The adult Churchill found ways of coping with his depression. One of them was to set himself challenges, like building a wall, and another was to focus on creative output - writing and painting. His painting is remarkable for the bright, sunlit colours he used - and it seems he consciously used these to cheer himself up. This is one example of his practical approach to his Black Dog.

Storr was a psychoanalyst, who admired Churchill for his courage in the face of this crippling woe, and also, he came from the same kind of background - the prep school, public school elite which has to cope with emotional damage without complaint because of its commensurate privileges. An admiring, empathetic analysis is the first essay in this fascinating book that looks into the possible sources of creativity and genius.

In old age Churchill no longer had the energy - physical or creative - to keep depression at bay, and he spent days sitting in front of the fire without speaking, sunk in a depression that lasted for perhaps five years or longer. Nobody would wish this on anyone and it was a particularly sad end of life for someone whose testing hour had not found him wanting in courage.
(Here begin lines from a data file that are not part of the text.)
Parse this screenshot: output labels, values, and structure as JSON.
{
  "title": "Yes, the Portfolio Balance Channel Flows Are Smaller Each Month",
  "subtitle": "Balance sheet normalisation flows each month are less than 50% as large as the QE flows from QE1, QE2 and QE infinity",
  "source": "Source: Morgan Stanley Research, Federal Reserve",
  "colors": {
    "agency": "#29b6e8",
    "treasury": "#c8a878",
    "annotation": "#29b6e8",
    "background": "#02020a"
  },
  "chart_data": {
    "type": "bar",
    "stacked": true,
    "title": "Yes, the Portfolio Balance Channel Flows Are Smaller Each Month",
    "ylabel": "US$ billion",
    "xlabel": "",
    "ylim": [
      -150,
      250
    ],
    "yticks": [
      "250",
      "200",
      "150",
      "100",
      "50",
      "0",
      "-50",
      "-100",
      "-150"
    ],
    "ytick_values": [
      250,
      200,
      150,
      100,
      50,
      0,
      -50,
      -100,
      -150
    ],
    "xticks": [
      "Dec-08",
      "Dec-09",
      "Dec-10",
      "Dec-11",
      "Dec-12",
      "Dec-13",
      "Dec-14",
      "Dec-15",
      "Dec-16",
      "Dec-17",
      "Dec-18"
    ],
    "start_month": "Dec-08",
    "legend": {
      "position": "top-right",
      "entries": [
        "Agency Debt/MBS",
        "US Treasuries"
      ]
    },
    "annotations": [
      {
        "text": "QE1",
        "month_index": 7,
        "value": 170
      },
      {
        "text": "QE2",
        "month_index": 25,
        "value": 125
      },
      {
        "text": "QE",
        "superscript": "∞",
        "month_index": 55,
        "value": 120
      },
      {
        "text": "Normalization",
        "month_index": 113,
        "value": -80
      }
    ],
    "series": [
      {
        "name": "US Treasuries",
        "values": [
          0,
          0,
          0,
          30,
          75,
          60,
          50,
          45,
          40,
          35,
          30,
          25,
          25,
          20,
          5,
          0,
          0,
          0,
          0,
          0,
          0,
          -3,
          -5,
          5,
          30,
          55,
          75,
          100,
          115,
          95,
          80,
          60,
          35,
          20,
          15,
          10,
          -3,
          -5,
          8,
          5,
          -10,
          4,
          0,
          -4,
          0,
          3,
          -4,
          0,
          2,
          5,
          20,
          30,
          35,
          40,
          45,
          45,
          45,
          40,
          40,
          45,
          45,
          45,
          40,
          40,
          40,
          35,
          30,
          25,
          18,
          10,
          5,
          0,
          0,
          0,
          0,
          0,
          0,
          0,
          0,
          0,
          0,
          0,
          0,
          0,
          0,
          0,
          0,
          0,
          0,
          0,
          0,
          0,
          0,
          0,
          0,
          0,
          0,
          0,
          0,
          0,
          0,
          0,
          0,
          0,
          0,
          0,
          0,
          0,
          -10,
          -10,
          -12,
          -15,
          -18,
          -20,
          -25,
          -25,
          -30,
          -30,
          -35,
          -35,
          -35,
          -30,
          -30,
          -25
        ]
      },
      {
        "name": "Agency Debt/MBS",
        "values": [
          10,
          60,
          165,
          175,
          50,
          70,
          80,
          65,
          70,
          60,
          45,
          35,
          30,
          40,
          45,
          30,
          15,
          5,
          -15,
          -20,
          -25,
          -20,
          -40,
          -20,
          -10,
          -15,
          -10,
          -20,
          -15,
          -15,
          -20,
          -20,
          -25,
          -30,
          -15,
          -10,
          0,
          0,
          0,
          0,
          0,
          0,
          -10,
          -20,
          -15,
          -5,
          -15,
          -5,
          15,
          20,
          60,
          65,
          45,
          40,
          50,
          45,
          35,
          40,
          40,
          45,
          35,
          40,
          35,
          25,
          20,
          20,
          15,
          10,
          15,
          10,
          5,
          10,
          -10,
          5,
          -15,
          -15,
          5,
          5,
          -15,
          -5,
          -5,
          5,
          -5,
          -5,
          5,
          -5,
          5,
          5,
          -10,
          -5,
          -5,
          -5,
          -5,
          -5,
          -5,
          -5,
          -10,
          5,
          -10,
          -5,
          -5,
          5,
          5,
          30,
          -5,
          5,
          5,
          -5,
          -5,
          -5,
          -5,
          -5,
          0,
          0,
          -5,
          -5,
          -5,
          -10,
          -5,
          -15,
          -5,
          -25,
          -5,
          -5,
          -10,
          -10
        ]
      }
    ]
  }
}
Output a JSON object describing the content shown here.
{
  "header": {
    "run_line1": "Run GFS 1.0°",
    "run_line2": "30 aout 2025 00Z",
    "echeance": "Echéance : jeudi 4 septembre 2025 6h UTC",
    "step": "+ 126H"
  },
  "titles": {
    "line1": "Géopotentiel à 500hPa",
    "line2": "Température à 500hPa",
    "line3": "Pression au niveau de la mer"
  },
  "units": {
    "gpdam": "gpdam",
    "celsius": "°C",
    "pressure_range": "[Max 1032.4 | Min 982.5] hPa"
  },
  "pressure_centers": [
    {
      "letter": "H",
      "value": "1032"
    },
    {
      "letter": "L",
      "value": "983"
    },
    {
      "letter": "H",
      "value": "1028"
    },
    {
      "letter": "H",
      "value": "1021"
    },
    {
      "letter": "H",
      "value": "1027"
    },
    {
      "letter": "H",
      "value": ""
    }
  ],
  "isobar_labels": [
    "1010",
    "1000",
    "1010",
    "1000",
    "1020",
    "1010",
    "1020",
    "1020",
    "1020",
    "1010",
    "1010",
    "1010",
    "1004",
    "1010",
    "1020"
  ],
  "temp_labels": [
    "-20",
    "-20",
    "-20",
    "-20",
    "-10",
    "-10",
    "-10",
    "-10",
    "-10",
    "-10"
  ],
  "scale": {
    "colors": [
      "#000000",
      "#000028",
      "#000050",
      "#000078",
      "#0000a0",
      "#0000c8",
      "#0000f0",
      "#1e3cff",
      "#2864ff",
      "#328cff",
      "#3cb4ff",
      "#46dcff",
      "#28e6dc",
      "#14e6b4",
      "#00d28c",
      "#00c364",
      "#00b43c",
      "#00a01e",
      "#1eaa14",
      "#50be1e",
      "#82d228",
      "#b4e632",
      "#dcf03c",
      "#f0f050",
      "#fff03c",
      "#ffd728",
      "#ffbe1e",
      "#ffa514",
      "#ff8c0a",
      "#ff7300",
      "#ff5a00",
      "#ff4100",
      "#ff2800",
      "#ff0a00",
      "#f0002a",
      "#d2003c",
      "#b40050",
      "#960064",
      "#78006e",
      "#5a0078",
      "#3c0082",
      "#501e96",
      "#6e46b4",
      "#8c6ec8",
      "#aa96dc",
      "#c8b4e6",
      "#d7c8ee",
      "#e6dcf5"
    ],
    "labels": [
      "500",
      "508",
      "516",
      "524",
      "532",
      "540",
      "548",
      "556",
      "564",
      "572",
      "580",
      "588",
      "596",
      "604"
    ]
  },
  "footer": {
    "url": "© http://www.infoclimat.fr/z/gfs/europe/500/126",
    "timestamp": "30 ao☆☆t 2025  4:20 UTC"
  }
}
Storr also writes about Kafka, who suffered from having a very poor self-image which prevented him from forming close and happy relationships. His sense of identity was weak, and he felt threatened by the company of other people. But his writing transformed his painful personal experiences into something that still intrigues readers. He felt that he was "to be punished throughout his life for some unspecified crime". His life pre-dates the Holocaust, but he was a Jew in Prague, and soon that was to be crime enough.

Another essay deals with the strange temperament of Isaac Newton, although I am not convinced that Newton was depressed. Initially, he was well-nurtured by his mother, but when she re-married she sent him away to his grandparents. He may have felt rejected, but on the other hand he may have become an anti-social eccentric whatever had happened to him!